Author: Martin Lemburg <martin.lemburg@gmx.net>
Author: <dgp@users.sf.net>
State: Final
Type: Project
Vote: Done
Created: 20-Dec-2005
Post-History:
Tcl-Version: 8.5
Abstract
This TIP describes a mechanism for easily finding out the list of commands in the current namespace that have been imported from other namespaces.
Rationale
While writing a profiling and introspection module for our C++/Tcl application, I searched for ways to query all the exported and imported commands of a namespace.
Although I found the introspection functionality for discovering all exported commands of a namespace using namespace export in the exporting namespace, I found no way to query all imported commands inside the importing namespace.

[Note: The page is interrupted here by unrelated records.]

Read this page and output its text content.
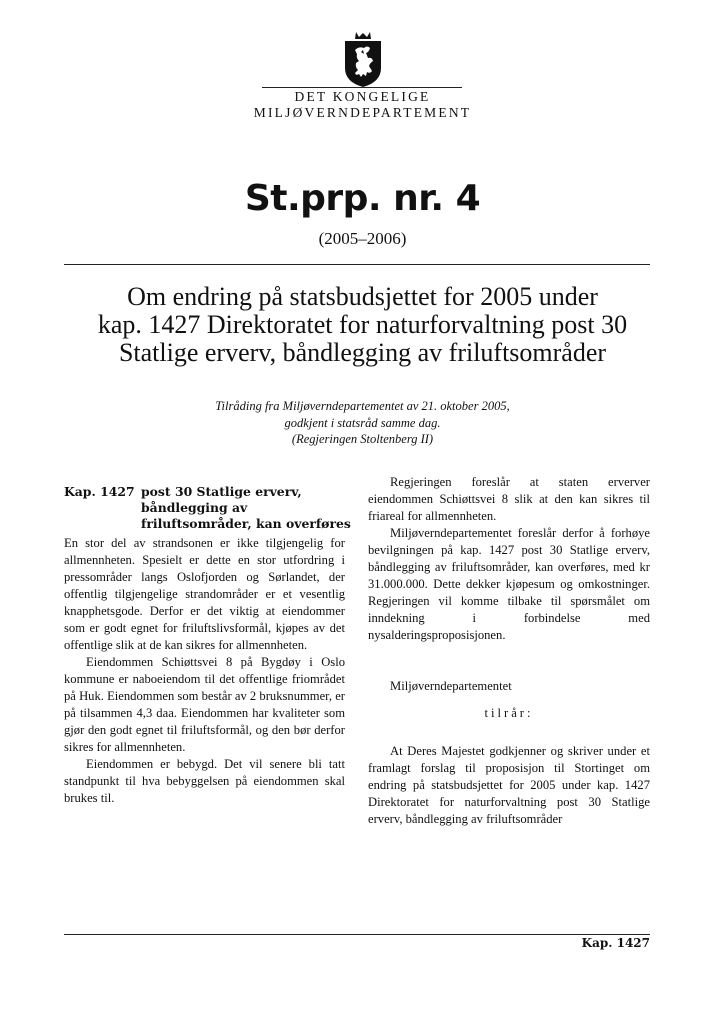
DET KONGELIGE
MILJØVERNDEPARTEMENT
St.prp. nr. 4
(2005–2006)
Om endring på statsbudsjettet for 2005 under
kap. 1427 Direktoratet for naturforvaltning post 30
Statlige erverv, båndlegging av friluftsområder
Tilråding fra Miljøverndepartementet av 21. oktober 2005,
godkjent i statsråd samme dag.
(Regjeringen Stoltenberg II)
Kap. 1427 post 30 Statlige erverv, båndlegging av friluftsområder, kan overføres

En stor del av strandsonen er ikke tilgjengelig for allmennheten. Spesielt er dette en stor utfordring i pressområder langs Oslofjorden og Sørlandet, der offentlig tilgjengelige strandområder er et vesentlig knapphetsgode. Derfor er det viktig at eiendommer som er godt egnet for friluftslivsformål, kjøpes av det offentlige slik at de kan sikres for allmennheten.

Eiendommen Schiøttsvei 8 på Bygdøy i Oslo kommune er naboeiendom til det offentlige friområdet på Huk. Eiendommen som består av 2 bruksnummer, er på tilsammen 4,3 daa. Eiendommen har kvaliteter som gjør den godt egnet til friluftsformål, og den bør derfor sikres for allmennheten.

Eiendommen er bebygd. Det vil senere bli tatt standpunkt til hva bebyggelsen på eiendommen skal brukes til.

Regjeringen foreslår at staten erverver eiendommen Schiøttsvei 8 slik at den kan sikres til friareal for allmennheten.

Miljøverndepartementet foreslår derfor å forhøye bevilgningen på kap. 1427 post 30 Statlige erverv, båndlegging av friluftsområder, kan overføres, med kr 31.000.000. Dette dekker kjøpesum og omkostninger. Regjeringen vil komme tilbake til spørsmålet om inndekning i forbindelse med nysalderingsproposisjonen.

Miljøverndepartementet

tilrår:

At Deres Majestet godkjenner og skriver under et framlagt forslag til proposisjon til Stortinget om endring på statsbudsjettet for 2005 under kap. 1427 Direktoratet for naturforvaltning post 30 Statlige erverv, båndlegging av friluftsområder

Kap. 1427
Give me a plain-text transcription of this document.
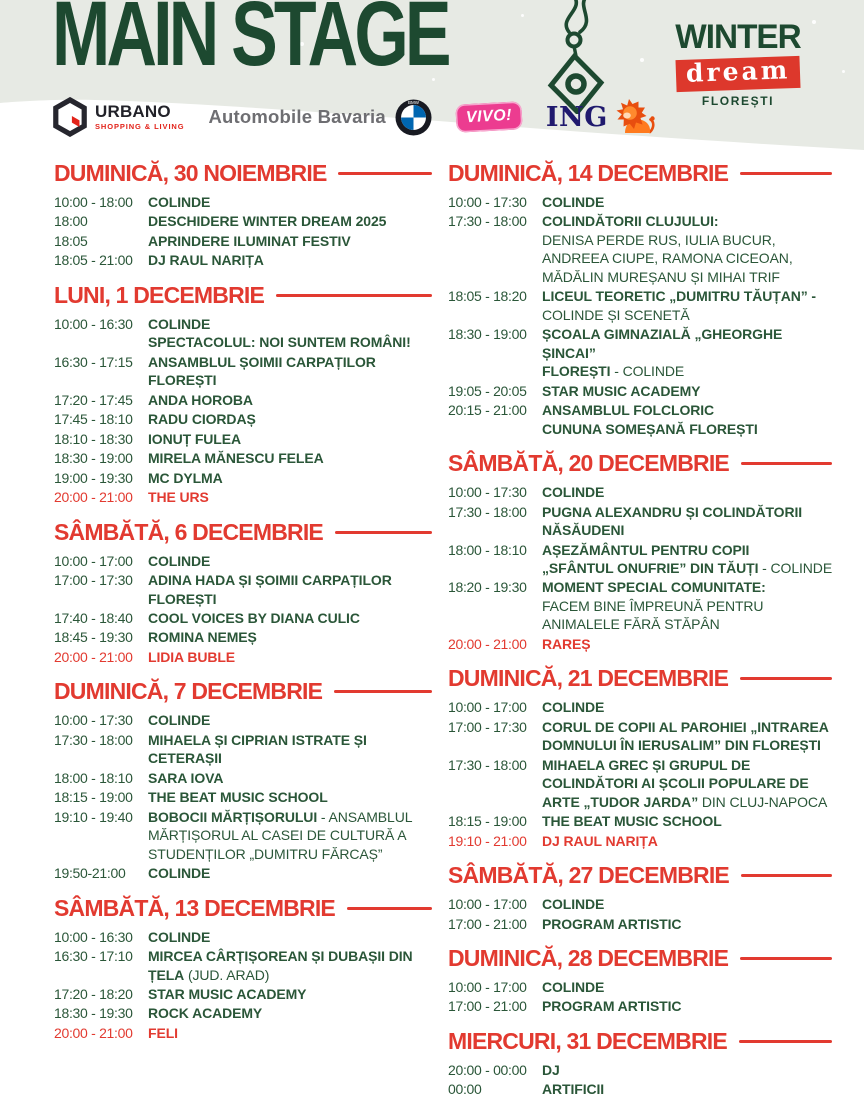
MAIN STAGE	WINTER
dream
FLOREȘTI
URBANO
SHOPPING & LIVING Automobile Bavaria
BMW
VIVO! ING
DUMINICĂ, 30 NOIEMBRIE
10:00 - 18:00	COLINDE
18:00	DESCHIDERE WINTER DREAM 2025
18:05	APRINDERE ILUMINAT FESTIV
18:05 - 21:00	DJ RAUL NARIȚA
LUNI, 1 DECEMBRIE
10:00 - 16:30	COLINDE
SPECTACOLUL: NOI SUNTEM ROMÂNI!
16:30 - 17:15	ANSAMBLUL ȘOIMII CARPAȚILOR
FLOREȘTI
17:20 - 17:45	ANDA HOROBA
17:45 - 18:10	RADU CIORDAȘ
18:10 - 18:30	IONUȚ FULEA
18:30 - 19:00	MIRELA MĂNESCU FELEA
19:00 - 19:30	MC DYLMA
20:00 - 21:00	THE URS
SÂMBĂTĂ, 6 DECEMBRIE
10:00 - 17:00	COLINDE
17:00 - 17:30	ADINA HADA ȘI ȘOIMII CARPAȚILOR
FLOREȘTI
17:40 - 18:40	COOL VOICES BY DIANA CULIC
18:45 - 19:30	ROMINA NEMEȘ
20:00 - 21:00	LIDIA BUBLE
DUMINICĂ, 7 DECEMBRIE
10:00 - 17:30	COLINDE
17:30 - 18:00	MIHAELA ȘI CIPRIAN ISTRATE ȘI
CETERAȘII
18:00 - 18:10	SARA IOVA
18:15 - 19:00	THE BEAT MUSIC SCHOOL
19:10 - 19:40	BOBOCII MĂRȚIȘORULUI - ANSAMBLUL
MĂRȚIȘORUL AL CASEI DE CULTURĂ A
STUDENȚILOR „DUMITRU FĂRCAȘ”
19:50-21:00	COLINDE
SÂMBĂTĂ, 13 DECEMBRIE
10:00 - 16:30	COLINDE
16:30 - 17:10	MIRCEA CÂRȚIȘOREAN ȘI DUBAȘII DIN
ȚELA (JUD. ARAD)
17:20 - 18:20	STAR MUSIC ACADEMY
18:30 - 19:30	ROCK ACADEMY
20:00 - 21:00	FELI
DUMINICĂ, 14 DECEMBRIE
10:00 - 17:30	COLINDE
17:30 - 18:00	COLINDĂTORII CLUJULUI:
DENISA PERDE RUS, IULIA BUCUR,
ANDREEA CIUPE, RAMONA CICEOAN,
MĂDĂLIN MUREȘANU ȘI MIHAI TRIF
18:05 - 18:20	LICEUL TEORETIC „DUMITRU TĂUȚAN” -
COLINDE ȘI SCENETĂ
18:30 - 19:00	ȘCOALA GIMNAZIALĂ „GHEORGHE ȘINCAI”
FLOREȘTI - COLINDE
19:05 - 20:05	STAR MUSIC ACADEMY
20:15 - 21:00	ANSAMBLUL FOLCLORIC
CUNUNA SOMEȘANĂ FLOREȘTI
SÂMBĂTĂ, 20 DECEMBRIE
10:00 - 17:30	COLINDE
17:30 - 18:00	PUGNA ALEXANDRU ȘI COLINDĂTORII
NĂSĂUDENI
18:00 - 18:10	AȘEZĂMÂNTUL PENTRU COPII
„SFÂNTUL ONUFRIE” DIN TĂUȚI - COLINDE
18:20 - 19:30	MOMENT SPECIAL COMUNITATE:
FACEM BINE ÎMPREUNĂ PENTRU
ANIMALELE FĂRĂ STĂPÂN
20:00 - 21:00	RAREȘ
DUMINICĂ, 21 DECEMBRIE
10:00 - 17:00	COLINDE
17:00 - 17:30	CORUL DE COPII AL PAROHIEI „INTRAREA
DOMNULUI ÎN IERUSALIM” DIN FLOREȘTI
17:30 - 18:00	MIHAELA GREC ȘI GRUPUL DE
COLINDĂTORI AI ȘCOLII POPULARE DE
ARTE „TUDOR JARDA” DIN CLUJ-NAPOCA
18:15 - 19:00	THE BEAT MUSIC SCHOOL
19:10 - 21:00	DJ RAUL NARIȚA
SÂMBĂTĂ, 27 DECEMBRIE
10:00 - 17:00	COLINDE
17:00 - 21:00	PROGRAM ARTISTIC
DUMINICĂ, 28 DECEMBRIE
10:00 - 17:00	COLINDE
17:00 - 21:00	PROGRAM ARTISTIC
MIERCURI, 31 DECEMBRIE
20:00 - 00:00	DJ
00:00	ARTIFICII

The documentation of namespace import said nothing about the behaviour, if no arguments were given, and testing namespace import without arguments resulted in nothing, in a no-op.
Prompted by this, I started a thread in news:comp.lang.tcl which goes into more detail http://groups.google.com/group/comp.lang.tcl/browse_frm/thread/9fb246cf65aba54f?tvc=1 .
What seems to be more logical to me would be to change the no-op behaviour of namespace import to be comparable to namespace export, and return all imported commands inside the namespace namespace import is executed in.
As an example...
to get all exported commands of a namespace ::exportingNspc:
namespace inscope ::exportingNspc {namespace export}
to get all imported commands of the namespace ::importingNspc:
namespace inscope ::importingNspc {namespace import}
Consequences
The only consequence I know is, that old scripts using the no-op namespace import suddenly will return a list, probably filled with names of imported commands. That's all.
Because of the fact, that namespace import never returned values, no script should really break, thus no script should require values from this command.
Proposed Change
The result of namespace import without arguments shall be a list of all commands that have been imported into the current namespace. Each command in the list will be the simple name by which the command is known in the current namespace. This format for the returned value is most useful because it composes well with namespace forget. To remove all imported commands from a namespace, use the command
namespace forget {*}[namespace import]
Implementation
A patch implementing an earlier draft is available, http://sf.net/tracker/?func=detail&aid=1437008&group_id=10894&atid=310894 , and updated patches will be attached to the same Tracker report.
Copyright
This document has been placed in the public domain.